Egling– Der Etat der Gemeinde Egling wird wachsen: Im vergangenen Jahr lag das Gesamtvolumen bei knapp 9,8 Millionen Euro. Für heuer geht Geschäftsleiterin und Kämmerin Daniela Simon von knapp 10,7 Euro aus. Die Zahlen legte sie den Gemeinderäten anlässlich der Vorberatung während der jüngsten Sitzung vor.

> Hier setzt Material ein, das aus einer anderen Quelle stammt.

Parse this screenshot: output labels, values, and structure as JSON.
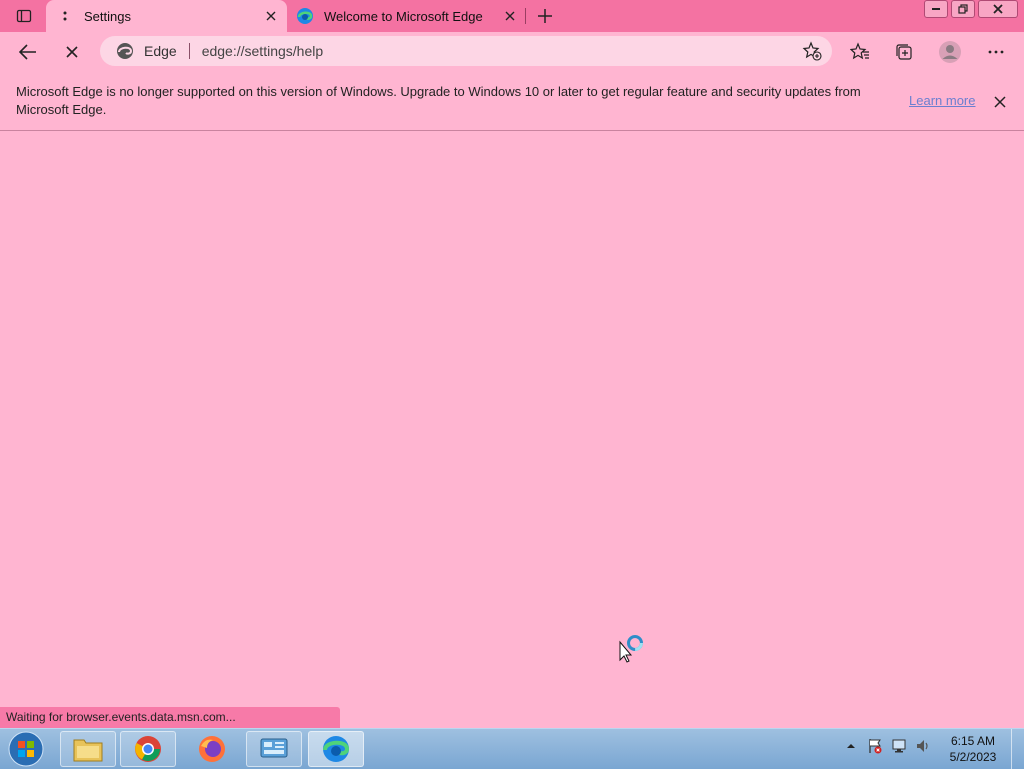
{
  "browser": {
    "tabs": [
      {
        "title": "Settings",
        "favicon": "loading-dots-icon",
        "active": true
      },
      {
        "title": "Welcome to Microsoft Edge",
        "favicon": "edge-logo-icon",
        "active": false
      }
    ],
    "address": {
      "site_label": "Edge",
      "url": "edge://settings/help"
    }
  },
  "infobar": {
    "message": "Microsoft Edge is no longer supported on this version of Windows. Upgrade to Windows 10 or later to get regular feature and security updates from Microsoft Edge.",
    "link": "Learn more"
  },
  "status": {
    "text": "Waiting for browser.events.data.msn.com..."
  },
  "taskbar": {
    "apps": [
      "file-explorer",
      "google-chrome",
      "firefox",
      "control-panel",
      "microsoft-edge"
    ],
    "clock": {
      "time": "6:15 AM",
      "date": "5/2/2023"
    }
  },
  "colors": {
    "accent": "#f472a2",
    "page_bg": "#ffb5d1",
    "link": "#6b7fd0"
  }
}
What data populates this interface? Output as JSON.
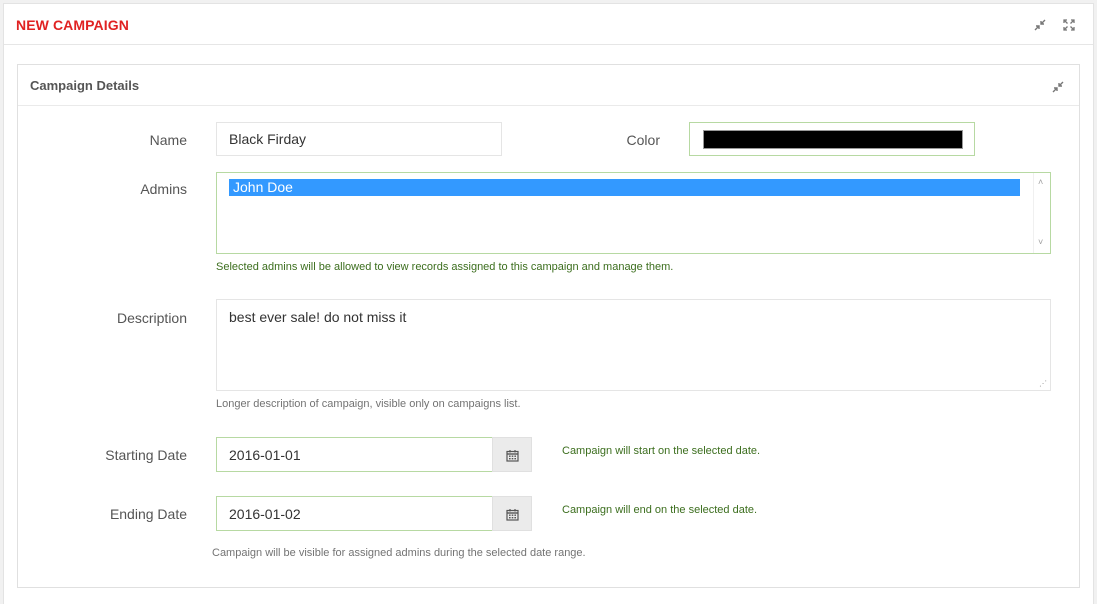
{
  "panel": {
    "title": "NEW CAMPAIGN"
  },
  "section": {
    "title": "Campaign Details"
  },
  "form": {
    "name_label": "Name",
    "name_value": "Black Firday",
    "color_label": "Color",
    "color_value": "#000000",
    "admins_label": "Admins",
    "admins_options": [
      "John Doe"
    ],
    "admins_help": "Selected admins will be allowed to view records assigned to this campaign and manage them.",
    "description_label": "Description",
    "description_value": "best ever sale! do not miss it",
    "description_help": "Longer description of campaign, visible only on campaigns list.",
    "start_label": "Starting Date",
    "start_value": "2016-01-01",
    "start_help": "Campaign will start on the selected date.",
    "end_label": "Ending Date",
    "end_value": "2016-01-02",
    "end_help": "Campaign will end on the selected date.",
    "range_help": "Campaign will be visible for assigned admins during the selected date range."
  },
  "colors": {
    "title_red": "#e02222",
    "valid_green": "#b7d9a2",
    "help_green": "#3c6e1e",
    "selection_blue": "#3399ff"
  },
  "icons": {
    "collapse": "compress-arrows-icon",
    "fullscreen": "expand-arrows-icon",
    "calendar": "calendar-icon"
  }
}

Die Summe dröselt sich auf in gut 8,4 Millionen Euro für den Verwaltungs- und knapp 2,3 Millionen Euro für den Vermögenshaushalt. Größter Einnahmeposten ist mit 3,75 Millionen Euro die Einkommenssteuer, gefolgt von der Gewerbesteuer mit 1,75 Millionen Euro. Am meisten Geld ausgeben wird Egling für die Kreisumlage. Sie liegt nach Simons Berechnung bei 2,6 Millionen Euro. Nächstgrößter Posten sind mit knapp 1,9 Millionen Euro die Kosten fürs Personal.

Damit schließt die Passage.